Basis for Box Topology
Theorem
Let $\family {\struct {S_i, \tau_i} }_{i \mathop \in I}$ be an $I$-indexed family of topological spaces.
Let $S$ be the cartesian product of $\family {S_i}_{i \mathop \in I}$.
That is:
- $\ds S := \prod_{i \mathop \in I} S_i$
Define:
- $\ds \BB := \set {\prod_{i \mathop \in I} U_i: \forall i \in I: U_i \in \tau_i}$
Then $\BB$ is a synthetic basis on $S$.
Proof
Let us check the two conditions for $\BB$ to be a synthetic basis in turn.
$(\text B 1)$: Covering
From Open Set Axiom $\paren {\text O 3 }$: Underlying Set is Element of Topology, we have $S_i \in \tau_i$ for all $i \in I$.
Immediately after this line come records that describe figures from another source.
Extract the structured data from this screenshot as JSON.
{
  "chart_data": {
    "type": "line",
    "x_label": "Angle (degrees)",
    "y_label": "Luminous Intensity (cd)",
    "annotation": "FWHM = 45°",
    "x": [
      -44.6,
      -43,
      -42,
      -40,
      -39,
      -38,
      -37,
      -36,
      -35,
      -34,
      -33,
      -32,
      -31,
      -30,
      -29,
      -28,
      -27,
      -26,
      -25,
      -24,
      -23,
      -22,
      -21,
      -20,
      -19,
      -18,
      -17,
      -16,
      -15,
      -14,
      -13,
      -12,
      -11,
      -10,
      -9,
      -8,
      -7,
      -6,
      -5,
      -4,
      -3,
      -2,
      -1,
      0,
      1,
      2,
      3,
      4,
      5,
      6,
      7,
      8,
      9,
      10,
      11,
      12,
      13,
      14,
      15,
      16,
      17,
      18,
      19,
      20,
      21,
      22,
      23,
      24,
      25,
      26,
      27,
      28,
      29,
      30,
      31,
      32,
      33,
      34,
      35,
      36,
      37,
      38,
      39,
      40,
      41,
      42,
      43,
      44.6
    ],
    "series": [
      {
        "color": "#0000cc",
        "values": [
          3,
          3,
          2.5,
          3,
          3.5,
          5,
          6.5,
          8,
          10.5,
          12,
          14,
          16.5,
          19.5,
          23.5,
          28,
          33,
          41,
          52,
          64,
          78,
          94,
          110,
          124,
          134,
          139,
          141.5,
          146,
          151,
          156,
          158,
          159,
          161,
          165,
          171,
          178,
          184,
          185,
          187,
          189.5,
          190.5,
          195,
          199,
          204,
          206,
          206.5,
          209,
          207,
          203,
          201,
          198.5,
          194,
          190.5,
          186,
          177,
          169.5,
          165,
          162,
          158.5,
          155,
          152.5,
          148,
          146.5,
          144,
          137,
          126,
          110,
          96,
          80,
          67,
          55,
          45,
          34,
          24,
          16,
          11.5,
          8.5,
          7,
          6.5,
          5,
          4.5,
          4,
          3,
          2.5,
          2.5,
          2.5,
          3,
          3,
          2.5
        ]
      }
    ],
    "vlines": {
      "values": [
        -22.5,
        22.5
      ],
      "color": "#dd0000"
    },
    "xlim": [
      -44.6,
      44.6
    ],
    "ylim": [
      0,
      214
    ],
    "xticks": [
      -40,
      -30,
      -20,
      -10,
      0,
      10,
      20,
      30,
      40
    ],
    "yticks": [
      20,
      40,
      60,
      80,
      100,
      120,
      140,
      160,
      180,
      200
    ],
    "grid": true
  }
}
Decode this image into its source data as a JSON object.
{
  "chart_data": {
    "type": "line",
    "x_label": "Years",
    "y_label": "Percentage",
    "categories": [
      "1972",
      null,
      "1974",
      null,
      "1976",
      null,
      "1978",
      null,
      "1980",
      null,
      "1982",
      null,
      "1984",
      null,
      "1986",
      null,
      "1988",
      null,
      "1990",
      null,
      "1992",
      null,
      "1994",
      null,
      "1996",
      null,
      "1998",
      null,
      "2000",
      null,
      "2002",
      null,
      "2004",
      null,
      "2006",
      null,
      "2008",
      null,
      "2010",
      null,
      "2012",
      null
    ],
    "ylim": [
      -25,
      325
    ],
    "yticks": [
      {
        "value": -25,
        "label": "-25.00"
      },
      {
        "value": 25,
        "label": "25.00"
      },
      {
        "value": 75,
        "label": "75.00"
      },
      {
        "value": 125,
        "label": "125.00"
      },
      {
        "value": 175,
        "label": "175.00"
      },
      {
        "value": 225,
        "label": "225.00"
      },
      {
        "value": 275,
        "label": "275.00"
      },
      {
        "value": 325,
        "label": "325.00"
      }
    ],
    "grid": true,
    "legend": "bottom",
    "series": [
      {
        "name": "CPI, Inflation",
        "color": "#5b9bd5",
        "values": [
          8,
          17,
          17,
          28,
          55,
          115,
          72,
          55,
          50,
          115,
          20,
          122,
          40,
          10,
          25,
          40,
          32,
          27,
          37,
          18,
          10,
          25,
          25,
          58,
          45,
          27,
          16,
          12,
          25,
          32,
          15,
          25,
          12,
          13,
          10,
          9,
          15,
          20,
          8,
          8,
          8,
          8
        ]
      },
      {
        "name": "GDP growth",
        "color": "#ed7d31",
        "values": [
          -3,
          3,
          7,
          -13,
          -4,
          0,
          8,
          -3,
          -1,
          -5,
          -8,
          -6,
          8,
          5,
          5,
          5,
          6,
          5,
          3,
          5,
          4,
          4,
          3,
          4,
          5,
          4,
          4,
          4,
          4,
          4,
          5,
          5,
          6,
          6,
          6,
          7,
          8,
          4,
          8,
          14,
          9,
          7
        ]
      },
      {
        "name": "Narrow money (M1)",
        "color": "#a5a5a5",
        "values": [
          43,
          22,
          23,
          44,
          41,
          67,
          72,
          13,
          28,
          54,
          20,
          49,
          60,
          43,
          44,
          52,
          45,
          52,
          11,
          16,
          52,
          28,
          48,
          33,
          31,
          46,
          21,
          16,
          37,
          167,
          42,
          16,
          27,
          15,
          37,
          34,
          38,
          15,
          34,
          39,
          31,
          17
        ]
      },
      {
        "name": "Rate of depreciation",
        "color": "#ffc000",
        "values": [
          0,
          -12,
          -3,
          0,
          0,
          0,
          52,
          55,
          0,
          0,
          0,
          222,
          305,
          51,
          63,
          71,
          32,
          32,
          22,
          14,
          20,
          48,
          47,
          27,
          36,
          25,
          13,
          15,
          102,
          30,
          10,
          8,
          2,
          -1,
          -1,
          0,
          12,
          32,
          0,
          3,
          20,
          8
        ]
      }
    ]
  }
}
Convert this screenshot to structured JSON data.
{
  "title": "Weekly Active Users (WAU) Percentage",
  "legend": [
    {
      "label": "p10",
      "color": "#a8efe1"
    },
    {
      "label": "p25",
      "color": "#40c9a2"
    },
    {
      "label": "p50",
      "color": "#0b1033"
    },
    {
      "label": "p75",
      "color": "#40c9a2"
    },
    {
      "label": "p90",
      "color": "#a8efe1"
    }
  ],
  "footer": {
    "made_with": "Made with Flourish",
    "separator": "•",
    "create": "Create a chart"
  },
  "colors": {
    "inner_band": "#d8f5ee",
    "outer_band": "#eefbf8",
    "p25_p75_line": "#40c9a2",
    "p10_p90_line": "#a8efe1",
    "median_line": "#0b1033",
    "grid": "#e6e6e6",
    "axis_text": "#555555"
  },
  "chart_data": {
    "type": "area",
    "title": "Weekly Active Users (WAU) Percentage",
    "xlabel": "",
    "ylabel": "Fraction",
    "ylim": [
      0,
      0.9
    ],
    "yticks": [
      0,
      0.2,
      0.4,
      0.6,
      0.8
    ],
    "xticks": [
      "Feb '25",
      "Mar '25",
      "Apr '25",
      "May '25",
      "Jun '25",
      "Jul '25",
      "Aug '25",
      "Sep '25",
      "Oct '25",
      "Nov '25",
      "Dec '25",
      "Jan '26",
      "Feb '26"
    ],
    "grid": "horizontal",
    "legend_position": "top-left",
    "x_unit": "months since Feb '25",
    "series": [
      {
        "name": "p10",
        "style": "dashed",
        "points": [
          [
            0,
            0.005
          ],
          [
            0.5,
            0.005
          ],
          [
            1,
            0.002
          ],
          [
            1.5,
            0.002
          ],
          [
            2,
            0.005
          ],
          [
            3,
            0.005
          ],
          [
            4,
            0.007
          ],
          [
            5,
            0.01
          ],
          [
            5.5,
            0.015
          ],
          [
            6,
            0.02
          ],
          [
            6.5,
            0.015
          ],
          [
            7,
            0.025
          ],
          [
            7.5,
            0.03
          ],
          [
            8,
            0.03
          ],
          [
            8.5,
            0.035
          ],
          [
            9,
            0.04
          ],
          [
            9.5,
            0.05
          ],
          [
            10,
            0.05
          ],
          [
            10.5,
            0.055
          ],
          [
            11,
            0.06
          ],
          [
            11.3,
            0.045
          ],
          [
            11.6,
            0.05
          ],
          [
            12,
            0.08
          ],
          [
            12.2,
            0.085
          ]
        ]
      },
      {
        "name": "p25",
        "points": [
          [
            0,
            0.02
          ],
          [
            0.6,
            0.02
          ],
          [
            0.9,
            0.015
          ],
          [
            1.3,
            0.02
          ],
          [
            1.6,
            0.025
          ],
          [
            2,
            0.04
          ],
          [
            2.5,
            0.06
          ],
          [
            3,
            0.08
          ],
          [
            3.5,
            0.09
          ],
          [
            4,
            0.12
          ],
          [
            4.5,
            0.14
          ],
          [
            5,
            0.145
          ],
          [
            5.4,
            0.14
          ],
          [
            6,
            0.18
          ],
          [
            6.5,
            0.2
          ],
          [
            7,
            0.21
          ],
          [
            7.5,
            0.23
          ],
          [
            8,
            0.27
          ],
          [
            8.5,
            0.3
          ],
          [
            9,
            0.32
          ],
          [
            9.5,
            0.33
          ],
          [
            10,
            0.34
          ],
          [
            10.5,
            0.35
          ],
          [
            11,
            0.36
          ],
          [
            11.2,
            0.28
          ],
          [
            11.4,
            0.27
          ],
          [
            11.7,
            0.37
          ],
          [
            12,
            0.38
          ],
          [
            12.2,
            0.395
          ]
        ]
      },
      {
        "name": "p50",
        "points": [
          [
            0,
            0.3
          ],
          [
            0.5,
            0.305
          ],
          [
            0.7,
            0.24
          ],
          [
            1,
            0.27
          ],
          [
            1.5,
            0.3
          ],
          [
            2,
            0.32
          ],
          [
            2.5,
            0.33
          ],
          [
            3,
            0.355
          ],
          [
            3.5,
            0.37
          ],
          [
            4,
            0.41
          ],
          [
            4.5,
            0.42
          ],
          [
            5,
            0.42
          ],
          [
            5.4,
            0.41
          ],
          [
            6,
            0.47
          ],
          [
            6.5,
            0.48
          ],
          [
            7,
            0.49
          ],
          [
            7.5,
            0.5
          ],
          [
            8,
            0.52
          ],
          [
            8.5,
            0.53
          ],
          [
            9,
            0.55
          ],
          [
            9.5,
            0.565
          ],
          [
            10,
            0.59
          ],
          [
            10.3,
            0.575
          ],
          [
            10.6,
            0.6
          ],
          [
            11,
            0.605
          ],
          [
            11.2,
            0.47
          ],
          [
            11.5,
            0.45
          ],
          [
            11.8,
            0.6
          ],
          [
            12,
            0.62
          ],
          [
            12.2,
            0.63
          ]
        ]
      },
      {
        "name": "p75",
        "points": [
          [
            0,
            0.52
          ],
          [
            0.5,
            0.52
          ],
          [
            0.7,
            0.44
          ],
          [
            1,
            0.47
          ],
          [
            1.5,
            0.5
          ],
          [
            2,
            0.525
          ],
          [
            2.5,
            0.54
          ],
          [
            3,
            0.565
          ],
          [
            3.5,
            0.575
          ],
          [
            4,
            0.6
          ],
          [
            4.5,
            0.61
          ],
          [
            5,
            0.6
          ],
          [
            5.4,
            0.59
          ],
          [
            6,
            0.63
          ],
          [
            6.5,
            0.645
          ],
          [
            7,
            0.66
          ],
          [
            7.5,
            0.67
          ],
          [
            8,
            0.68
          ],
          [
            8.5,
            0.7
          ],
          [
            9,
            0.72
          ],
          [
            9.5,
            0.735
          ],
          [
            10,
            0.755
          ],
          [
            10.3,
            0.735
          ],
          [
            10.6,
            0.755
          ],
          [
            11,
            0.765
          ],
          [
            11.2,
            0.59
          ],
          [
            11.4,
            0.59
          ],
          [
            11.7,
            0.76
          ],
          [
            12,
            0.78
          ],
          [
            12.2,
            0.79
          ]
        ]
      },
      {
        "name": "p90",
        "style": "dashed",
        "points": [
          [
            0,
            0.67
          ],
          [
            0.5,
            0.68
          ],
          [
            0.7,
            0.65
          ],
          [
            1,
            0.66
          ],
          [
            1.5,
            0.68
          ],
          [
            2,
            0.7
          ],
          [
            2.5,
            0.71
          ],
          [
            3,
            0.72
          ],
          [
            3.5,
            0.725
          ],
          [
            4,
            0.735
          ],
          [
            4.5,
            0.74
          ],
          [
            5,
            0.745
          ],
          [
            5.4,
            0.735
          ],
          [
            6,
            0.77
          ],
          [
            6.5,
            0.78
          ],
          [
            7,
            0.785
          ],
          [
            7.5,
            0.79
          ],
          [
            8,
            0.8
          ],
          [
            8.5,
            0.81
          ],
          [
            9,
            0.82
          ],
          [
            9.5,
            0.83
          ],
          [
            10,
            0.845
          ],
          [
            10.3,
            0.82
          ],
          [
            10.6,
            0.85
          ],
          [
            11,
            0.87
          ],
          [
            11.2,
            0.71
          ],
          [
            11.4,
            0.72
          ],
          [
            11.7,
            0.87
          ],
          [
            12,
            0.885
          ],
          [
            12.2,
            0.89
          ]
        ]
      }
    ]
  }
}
Thus $S = \ds \prod_{i \mathop \in I} S_i \in \BB$.
Hence by Set is Subset of Union: General Result, we have:
- $S \subseteq \ds \bigcup \BB$
so $\BB$ is a cover for $S$.
$\Box$
$(\text B 2)$: Intersections are Unions
Let $A = \ds \prod_{i \mathop \in I} U_i$ and $B = \ds \prod_{i \mathop \in I} V_i$ be in $\BB$.
Then by Cartesian Product of Intersections, we have:
- $A \cap B = \ds \prod_{i \mathop \in I} \paren {U_i \cap V_i}$
By Open Set Axiom $\paren {\text O 2 }$: Pairwise Intersection of Open Sets, $U_i \cap V_i \in \tau_i$ for all $i \in I$.
Hence $A \cap B \in \BB$, and in particular, by Union of Singleton:
- $A \cap B = \ds \bigcup \set {A \cap B}$
$\Box$
Having verified both conditions, we conclude $\BB$ is a synthetic basis on $S$.
$\blacksquare$